LIGHTNING CAPITAL OF THE U.S.
According to lightning facts found on www.lynscan.com, LynScan, Inc., a lightning research firm, tells us that NASA no longer considers Florida the lightning capital of the world. Florida now ranks only as lightning capital of the U.S. The central African nation of Rwanda receives twice as much lightning as Florida (LynScan, Inc.) However, this quite impressive rank still warrants our utmost attention.
Living in the state ranking as the U.S. lightning leader, we must give our utmost attention to this phenomenon. For instance, a CNN.com weather story reports, "Thunderstorms produce more than a million lightning strikes a year." Focusing on the horrendous Florida wildfires of 1998, the same report also tells us the authorities at the time reported, "Ninety percent of the recent wildfires have been started by lightning." Moreover, the article states that "bolts from the sky kill an average of 10 people each year," reiterating the above statistics by the NOAA (CNN).
THE TOP LOCATIONS FOR A STRIKE
If you would personally like to find lightning, go golfing in Florida around four p.m. on a Sunday afternoon in July. According to NASA, "Most lightning casualties occur in the afternoon-two-thirds between noon and 4 p.m….Sunday has 24% more deaths than other days, followed by Wednesday. Lightning reports reach their peak in July" (NASA). The greatest numbers of deaths and injuries occur during the summer months because of the combination of lightning and outdoor activities. Many victims report having been walking in an open field, swimming, or holding metal objects like golf clubs, umbrellas, and fishing rods. However, you need not be holding an object to be struck by lightning (NASA).
Where. Most of us fall into the category of enjoying outdoor activities during the summer. Therefore, most of us fall into the category of being in a possible lightning strike zone when conditions are right. The six most common dangerous activities associated with lightning strikes, according to LynScan, Inc., are:
- Work or play in open fields.
- Boating, fishing, and swimming.
- Working on heavy farm or road equipment.
- Playing golf.
- Talking on the telephone.
Understand the dangers of lightning. When you hear thunder, you are in lighting strike range. Seek shelter.
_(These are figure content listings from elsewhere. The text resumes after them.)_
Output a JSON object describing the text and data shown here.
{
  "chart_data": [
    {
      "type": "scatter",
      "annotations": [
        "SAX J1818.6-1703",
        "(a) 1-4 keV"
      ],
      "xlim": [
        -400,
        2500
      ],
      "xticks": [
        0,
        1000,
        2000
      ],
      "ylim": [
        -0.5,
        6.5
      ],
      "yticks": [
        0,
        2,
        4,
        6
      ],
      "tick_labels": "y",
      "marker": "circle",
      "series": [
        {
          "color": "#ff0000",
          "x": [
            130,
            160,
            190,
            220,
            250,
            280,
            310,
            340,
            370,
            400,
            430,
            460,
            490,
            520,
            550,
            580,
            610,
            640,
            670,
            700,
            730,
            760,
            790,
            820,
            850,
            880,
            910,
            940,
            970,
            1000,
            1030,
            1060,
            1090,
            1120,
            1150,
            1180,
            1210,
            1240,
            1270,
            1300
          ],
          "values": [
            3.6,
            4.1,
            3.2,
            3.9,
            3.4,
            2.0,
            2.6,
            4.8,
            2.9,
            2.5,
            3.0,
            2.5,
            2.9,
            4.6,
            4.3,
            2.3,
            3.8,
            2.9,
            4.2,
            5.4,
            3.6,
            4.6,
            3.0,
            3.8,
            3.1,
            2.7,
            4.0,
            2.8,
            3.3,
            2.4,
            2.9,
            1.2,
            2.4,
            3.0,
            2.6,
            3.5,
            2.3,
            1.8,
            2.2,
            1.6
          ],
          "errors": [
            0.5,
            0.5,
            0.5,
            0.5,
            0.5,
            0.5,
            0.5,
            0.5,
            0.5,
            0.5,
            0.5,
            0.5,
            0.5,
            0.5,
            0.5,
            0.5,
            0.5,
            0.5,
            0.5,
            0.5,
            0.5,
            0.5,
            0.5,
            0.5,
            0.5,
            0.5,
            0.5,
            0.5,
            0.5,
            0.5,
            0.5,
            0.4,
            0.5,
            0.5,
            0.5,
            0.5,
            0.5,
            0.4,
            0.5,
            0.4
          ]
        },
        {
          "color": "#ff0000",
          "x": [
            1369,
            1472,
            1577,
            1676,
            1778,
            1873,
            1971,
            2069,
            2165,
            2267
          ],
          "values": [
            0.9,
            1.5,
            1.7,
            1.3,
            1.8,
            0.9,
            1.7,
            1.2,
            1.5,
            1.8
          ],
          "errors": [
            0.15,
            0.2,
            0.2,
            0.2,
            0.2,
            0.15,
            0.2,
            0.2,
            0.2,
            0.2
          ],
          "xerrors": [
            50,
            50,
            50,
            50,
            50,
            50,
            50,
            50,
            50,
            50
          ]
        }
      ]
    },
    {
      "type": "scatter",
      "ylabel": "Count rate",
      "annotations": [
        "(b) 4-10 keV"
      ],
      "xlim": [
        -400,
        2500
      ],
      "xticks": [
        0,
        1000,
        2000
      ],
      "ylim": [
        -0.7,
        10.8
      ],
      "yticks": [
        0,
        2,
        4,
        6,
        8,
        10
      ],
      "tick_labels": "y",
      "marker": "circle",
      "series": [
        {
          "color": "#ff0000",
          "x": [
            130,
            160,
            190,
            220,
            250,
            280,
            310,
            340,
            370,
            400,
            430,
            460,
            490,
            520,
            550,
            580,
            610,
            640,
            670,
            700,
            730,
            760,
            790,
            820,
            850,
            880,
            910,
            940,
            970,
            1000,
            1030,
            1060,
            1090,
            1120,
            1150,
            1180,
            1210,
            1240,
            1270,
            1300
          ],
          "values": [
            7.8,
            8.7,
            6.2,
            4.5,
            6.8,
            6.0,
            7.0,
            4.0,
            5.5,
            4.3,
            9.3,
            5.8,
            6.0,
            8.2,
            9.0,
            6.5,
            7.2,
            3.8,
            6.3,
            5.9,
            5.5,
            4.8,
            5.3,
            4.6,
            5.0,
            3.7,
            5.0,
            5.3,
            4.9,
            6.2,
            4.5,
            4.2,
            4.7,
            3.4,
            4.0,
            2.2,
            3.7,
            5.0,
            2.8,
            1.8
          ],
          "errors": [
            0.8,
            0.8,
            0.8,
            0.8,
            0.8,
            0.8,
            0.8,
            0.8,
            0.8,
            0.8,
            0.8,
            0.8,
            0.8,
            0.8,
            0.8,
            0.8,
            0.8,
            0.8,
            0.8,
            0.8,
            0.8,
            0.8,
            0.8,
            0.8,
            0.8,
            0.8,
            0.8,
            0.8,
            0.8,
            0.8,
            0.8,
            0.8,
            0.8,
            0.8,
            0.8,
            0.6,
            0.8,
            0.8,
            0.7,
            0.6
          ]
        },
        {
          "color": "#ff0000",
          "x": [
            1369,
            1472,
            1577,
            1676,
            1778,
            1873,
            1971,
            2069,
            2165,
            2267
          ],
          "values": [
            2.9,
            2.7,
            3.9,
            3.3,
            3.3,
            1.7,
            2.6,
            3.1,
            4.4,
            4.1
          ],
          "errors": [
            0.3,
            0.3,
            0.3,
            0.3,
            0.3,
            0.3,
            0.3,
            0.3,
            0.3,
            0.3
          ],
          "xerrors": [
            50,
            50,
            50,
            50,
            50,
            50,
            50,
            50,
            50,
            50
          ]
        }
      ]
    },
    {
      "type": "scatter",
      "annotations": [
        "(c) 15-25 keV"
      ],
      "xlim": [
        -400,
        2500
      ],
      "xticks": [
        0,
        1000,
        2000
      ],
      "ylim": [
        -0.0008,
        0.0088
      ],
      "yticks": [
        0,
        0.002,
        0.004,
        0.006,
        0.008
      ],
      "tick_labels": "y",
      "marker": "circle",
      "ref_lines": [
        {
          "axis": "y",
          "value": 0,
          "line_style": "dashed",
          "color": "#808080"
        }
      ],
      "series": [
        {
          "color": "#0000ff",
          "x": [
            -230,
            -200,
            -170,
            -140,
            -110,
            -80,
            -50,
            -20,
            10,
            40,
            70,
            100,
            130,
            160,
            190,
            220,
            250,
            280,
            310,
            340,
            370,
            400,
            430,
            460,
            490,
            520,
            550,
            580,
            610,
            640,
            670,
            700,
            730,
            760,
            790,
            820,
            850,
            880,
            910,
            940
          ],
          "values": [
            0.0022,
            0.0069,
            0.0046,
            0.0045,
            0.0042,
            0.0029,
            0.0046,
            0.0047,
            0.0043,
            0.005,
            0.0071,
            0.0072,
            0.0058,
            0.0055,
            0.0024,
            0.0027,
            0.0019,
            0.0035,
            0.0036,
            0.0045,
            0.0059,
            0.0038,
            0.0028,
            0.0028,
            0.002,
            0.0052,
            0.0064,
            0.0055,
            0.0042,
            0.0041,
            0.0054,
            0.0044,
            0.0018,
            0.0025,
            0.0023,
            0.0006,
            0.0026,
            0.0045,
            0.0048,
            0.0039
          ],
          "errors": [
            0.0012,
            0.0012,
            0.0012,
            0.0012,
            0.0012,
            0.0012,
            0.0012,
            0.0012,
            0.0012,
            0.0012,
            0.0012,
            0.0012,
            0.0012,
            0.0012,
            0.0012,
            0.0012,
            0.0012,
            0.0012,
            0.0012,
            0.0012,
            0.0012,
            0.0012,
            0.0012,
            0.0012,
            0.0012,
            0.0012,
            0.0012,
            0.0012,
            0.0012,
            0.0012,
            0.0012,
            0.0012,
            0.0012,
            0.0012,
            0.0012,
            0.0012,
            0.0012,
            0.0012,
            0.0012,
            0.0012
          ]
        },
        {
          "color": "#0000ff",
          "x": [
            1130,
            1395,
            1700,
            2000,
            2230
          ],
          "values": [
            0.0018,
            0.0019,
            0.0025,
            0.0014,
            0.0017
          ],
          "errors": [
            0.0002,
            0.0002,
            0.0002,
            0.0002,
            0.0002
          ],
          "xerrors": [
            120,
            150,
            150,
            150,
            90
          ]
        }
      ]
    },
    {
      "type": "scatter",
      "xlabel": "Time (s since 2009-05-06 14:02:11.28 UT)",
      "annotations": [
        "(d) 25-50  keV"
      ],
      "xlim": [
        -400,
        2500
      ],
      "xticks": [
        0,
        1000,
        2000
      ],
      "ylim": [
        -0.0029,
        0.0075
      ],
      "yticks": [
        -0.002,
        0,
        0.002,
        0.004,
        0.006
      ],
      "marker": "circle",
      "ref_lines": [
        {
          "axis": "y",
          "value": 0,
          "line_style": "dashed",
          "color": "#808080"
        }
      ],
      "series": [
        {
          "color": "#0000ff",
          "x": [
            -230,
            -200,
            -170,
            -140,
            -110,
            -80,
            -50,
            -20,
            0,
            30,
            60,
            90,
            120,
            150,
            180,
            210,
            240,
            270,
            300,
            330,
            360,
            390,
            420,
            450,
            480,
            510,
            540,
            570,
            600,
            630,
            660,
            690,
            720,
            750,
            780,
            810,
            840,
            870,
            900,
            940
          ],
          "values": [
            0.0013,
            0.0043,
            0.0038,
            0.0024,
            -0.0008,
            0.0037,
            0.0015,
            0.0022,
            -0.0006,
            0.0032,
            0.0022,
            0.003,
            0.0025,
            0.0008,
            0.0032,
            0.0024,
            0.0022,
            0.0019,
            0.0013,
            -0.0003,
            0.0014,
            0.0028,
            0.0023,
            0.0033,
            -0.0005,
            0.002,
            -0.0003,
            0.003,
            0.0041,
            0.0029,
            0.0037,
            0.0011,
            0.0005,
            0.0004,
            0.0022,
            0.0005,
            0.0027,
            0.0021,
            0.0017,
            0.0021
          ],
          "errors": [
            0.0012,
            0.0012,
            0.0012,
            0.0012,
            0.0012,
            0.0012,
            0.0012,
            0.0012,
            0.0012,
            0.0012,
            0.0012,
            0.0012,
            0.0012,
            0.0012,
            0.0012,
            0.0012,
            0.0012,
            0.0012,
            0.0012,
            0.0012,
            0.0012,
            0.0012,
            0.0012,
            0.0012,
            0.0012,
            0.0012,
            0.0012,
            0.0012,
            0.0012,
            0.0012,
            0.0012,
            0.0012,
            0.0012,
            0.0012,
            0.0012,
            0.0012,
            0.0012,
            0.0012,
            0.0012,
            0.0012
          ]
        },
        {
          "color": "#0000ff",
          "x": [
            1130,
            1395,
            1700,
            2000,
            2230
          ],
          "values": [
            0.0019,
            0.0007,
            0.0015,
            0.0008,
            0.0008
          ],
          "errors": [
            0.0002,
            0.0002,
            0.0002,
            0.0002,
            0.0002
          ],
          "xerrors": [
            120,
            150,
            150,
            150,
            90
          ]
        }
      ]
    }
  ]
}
THUNDERSTORMS AND LIGHTNING
Beginning in June and extending through the summer, lightning flashes dominate Florida weather.
Thunderstorm Ingredients. The National Weather Service still cannot forecast the location or time of the cloud conditions needed to produce lightning. However, the NWS is continually gaining a better understanding of the process that produces lightning. In information found on www.lightningsafety.noaa.gov, the NWS states, "A thunderstorm forms in air that has three components: moisture, instability, and … a cold front to cause the air to rise" (NWS). The storm may rise to heights of 35,000 to 60,000 feet. At these heights, temperatures are colder and ice forms in the higher parts of the cloud.
The NWS also provides an easy explanation of the thunderstorm development process. Ice in a cloud is a key element in the development of lightning. Various sizes of ice particles collide in the motions of the storm. These collisions then cause the electrical charges to separate. The positive charges move to the top of the storm, and the negative charges to the bottom. In addition, as the storm travels along, it gathers more positively charged particles from objects on the ground. This process causes positively charged particles to rise up taller objects such as trees, houses, poles, and even people. For instance, have you ever been in a storm and had your hair stand up? This is a warning sign. You are in the wrong place and may be a lightning target (NWS).
30-30 Rule. There are two easy methods that help to determine how far away the lightning is from you. One method, suggested by The National Lightning Safety Institute, at www.lightningsafety.com, is the 30-30 Rule. "Use the 30-30 rule where visibility is good and there is nothing obstructing your view of the thunderstorm. When you see lightning, count the time until you hear thunder. If that time is 30 seconds or less, seek shelter immediately. Also, the threat of lightning continues for much longer period than most people realize. Wait at least 30 minutes after the last lightning flash before leaving shelter. Don't be fooled by sunshine or blue sky" (NLSI)
Flash to Bang Method. David O. Stillings offers an alternative method of determining the distance between lightning and you. On his website www.lightningstalker.com, Stilling says, "Remember the Flash to Bang method to estimate lightning from your location - If you see lightning, count the number of seconds until you hear thunder. Divide the number of seconds by five (5) to get the distance the lightning is away from you. Example: If you see lightning and it takes 10 seconds before you hear the thunder, then the lightning is 2 miles away from you (10 divided by 5 = 2 miles)" (Stilling).